Higher prevalence of overweight and obesity among 8-year-olds with immigrant backgrounds
Children with an immigrant background have a greater incidence of overweight and obesity than those without. Parental education level does not seem to affect the results, according to a study by researchers at the NIPH.
This article was published in Norwegian on the 6th September 2023.
Article in BMC Public Health: The influence of immigrant background and parental education on overweight and obesity in 8‑year‑old children in Norway.
Third graders from the Child Growth Study
Height, weight and waist circumference were measured by public health nurses in a nationally representative sample of third graders in the Child Growth Study (in 2010, 2012 and 2015), and data from Statistics Norway about the children and their parents (immigrant background, country of birth and education level) were used. The children were divided into two main groups: those without an immigrant background and those with an immigrant background. Those with an immigrant background were further categorised by region based on country of birth (Western and Northern Europe, Southern and Eastern Europe, and Asia with the exception of South-East Asia, South-East Asia and Africa). Of the 8,858 participants included in the study, 15 % had an immigrant background.
– Parental level of education was used to define socio-economic status. Descriptive analyses were performed to look at differences in the incidence of overweight and obesity for gender and parental level of education, according to immigrant background, explains postdoctoral fellow Bente Øvrebø at NIPH.

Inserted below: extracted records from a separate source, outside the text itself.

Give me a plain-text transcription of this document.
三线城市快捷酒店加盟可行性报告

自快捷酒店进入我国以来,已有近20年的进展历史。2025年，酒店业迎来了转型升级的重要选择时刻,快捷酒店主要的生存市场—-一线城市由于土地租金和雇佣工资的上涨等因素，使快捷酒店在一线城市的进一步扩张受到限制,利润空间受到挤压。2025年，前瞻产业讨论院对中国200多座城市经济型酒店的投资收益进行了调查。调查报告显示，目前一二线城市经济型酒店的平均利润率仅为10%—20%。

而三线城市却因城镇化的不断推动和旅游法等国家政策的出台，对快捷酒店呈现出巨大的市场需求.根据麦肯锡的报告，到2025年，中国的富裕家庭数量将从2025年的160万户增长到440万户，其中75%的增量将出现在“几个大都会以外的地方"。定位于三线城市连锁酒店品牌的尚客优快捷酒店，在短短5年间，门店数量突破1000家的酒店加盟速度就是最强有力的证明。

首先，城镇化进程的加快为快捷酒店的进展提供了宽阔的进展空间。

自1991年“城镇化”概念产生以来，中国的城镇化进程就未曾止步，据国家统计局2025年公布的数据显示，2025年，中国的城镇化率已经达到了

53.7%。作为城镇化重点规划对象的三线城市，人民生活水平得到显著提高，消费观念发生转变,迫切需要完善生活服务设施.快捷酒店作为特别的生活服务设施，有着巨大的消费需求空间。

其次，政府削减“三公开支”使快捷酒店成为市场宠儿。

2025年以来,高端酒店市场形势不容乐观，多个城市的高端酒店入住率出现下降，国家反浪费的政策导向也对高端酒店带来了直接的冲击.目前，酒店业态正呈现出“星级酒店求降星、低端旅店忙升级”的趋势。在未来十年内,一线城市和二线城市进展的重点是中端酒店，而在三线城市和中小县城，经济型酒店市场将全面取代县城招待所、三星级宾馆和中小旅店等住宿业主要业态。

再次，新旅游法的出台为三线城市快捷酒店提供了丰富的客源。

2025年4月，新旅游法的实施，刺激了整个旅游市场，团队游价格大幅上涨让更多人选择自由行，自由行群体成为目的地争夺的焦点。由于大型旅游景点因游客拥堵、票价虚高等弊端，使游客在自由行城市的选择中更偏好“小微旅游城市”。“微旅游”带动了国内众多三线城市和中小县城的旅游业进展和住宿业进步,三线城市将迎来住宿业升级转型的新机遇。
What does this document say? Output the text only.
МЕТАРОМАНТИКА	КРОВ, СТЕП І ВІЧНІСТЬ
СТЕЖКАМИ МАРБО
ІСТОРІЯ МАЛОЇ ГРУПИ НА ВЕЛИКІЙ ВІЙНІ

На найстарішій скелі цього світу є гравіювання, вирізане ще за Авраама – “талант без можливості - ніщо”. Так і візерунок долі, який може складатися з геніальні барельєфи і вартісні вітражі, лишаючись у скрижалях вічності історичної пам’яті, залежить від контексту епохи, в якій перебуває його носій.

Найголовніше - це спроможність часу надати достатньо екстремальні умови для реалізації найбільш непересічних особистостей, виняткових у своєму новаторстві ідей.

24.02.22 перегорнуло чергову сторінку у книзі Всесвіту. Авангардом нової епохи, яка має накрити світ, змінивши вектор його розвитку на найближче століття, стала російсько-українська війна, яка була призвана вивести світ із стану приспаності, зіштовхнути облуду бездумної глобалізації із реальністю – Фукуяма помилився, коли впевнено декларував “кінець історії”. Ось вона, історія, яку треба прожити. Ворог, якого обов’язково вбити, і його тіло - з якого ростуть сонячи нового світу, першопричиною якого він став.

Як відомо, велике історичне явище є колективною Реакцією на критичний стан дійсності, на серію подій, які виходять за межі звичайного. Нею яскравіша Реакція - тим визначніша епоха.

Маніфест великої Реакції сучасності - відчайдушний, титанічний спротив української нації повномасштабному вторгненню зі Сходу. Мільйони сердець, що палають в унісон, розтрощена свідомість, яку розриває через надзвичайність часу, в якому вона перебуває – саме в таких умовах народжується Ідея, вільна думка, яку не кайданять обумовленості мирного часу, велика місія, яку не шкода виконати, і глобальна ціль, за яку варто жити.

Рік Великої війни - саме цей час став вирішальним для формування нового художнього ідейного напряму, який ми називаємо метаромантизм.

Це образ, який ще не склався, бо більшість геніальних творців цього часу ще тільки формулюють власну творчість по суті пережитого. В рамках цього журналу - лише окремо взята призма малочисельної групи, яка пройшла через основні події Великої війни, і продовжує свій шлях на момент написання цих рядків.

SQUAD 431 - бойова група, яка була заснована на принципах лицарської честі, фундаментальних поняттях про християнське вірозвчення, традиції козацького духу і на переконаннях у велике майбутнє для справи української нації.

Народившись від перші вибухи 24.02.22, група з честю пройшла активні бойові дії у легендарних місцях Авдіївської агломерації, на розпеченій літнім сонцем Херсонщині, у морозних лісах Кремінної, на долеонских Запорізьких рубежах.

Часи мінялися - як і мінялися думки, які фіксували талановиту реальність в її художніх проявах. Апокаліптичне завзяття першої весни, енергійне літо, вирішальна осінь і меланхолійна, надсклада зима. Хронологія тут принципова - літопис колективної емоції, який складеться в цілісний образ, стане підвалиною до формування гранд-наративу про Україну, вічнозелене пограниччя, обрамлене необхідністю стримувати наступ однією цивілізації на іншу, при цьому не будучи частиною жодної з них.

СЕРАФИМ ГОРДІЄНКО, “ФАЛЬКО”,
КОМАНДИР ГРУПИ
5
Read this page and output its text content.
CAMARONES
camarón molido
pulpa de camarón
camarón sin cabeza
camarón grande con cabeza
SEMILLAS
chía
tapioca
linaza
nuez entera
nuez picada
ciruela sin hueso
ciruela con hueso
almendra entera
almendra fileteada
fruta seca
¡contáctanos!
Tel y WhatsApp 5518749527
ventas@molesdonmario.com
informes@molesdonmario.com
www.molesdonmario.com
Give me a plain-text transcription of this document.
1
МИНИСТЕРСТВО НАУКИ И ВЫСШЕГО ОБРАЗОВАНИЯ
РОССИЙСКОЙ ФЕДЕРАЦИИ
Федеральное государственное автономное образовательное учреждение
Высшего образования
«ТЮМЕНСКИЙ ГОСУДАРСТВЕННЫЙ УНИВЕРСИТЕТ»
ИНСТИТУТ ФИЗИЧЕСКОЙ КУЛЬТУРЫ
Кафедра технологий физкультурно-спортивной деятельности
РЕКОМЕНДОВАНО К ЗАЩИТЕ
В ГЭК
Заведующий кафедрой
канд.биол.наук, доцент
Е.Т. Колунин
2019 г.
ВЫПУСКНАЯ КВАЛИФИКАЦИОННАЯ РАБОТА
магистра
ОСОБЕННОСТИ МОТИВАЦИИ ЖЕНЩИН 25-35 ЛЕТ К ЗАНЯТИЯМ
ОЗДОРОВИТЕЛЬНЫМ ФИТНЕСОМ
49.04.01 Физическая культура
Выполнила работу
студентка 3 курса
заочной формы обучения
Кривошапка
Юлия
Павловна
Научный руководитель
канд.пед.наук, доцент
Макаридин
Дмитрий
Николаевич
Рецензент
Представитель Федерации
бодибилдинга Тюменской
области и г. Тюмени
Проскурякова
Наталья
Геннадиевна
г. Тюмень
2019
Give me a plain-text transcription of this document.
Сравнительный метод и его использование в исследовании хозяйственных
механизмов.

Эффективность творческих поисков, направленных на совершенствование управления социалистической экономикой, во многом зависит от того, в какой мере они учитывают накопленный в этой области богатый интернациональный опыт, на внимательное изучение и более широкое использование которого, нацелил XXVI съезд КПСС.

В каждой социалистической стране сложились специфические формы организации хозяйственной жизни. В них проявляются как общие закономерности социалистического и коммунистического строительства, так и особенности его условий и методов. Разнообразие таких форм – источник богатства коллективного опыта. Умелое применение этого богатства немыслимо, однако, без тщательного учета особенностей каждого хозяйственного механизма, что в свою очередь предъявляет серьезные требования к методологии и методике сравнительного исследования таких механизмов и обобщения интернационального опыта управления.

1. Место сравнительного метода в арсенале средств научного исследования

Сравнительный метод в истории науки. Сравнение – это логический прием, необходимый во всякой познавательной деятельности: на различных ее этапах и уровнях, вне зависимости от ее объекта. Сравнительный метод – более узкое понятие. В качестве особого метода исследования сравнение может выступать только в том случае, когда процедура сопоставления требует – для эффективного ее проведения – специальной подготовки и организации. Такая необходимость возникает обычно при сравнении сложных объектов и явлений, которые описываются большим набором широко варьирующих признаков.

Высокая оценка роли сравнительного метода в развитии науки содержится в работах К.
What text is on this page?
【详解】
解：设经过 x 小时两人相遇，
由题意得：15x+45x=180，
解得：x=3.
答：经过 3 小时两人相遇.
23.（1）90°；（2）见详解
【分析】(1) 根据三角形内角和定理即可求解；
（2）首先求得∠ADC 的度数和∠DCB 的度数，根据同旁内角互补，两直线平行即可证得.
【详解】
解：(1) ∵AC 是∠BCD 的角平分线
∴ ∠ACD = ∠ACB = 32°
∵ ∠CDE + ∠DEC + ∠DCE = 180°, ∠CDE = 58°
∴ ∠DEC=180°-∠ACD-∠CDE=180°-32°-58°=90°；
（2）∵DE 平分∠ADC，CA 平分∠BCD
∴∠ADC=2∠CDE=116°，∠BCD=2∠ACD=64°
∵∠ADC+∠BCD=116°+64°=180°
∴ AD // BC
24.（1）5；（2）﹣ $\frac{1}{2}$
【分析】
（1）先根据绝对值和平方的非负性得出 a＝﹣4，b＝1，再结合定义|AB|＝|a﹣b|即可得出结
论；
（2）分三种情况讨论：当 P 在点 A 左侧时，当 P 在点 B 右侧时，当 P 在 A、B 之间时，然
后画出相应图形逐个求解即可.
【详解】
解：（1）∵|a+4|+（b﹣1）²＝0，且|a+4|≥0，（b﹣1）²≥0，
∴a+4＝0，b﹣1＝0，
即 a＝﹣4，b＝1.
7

Higher incidence among children with an immigrant background
The main analysis used adjusted analyses to find differences in the prevalence of overweight and obesity between children with and without an immigrant background, and to examine the importance of parental education level.
- The analyses showed that children with an immigrant background had a higher prevalence of overweight and obesity than children without an immigrant background. When looking at prevalence by region, the researchers found that children with a background from Southern and Eastern Europe, and Asia without South Asia and Africa, had a higher prevalence of overweight and obesity than children without an immigrant background. Their parents' level of education could explain these differences to a small extent, says Øvrebø.
About the study
Obesity is a risk factor for various non-communicable diseases and is a major challenge for public health. In some high-income countries, the trend of obesity has stabilised. But changes in different subgroups, such as groups with different socio-economic status and migration history among the child population, can accommodate greater variations. In this study, the researchers looked at a large database among 8-year-old boys. The aim was to look at the differences in the prevalence of overweight and obesity among those with and without an immigrant background. It was also an aim to explore whether immigrant region and socio-economic status affect differences in weight status.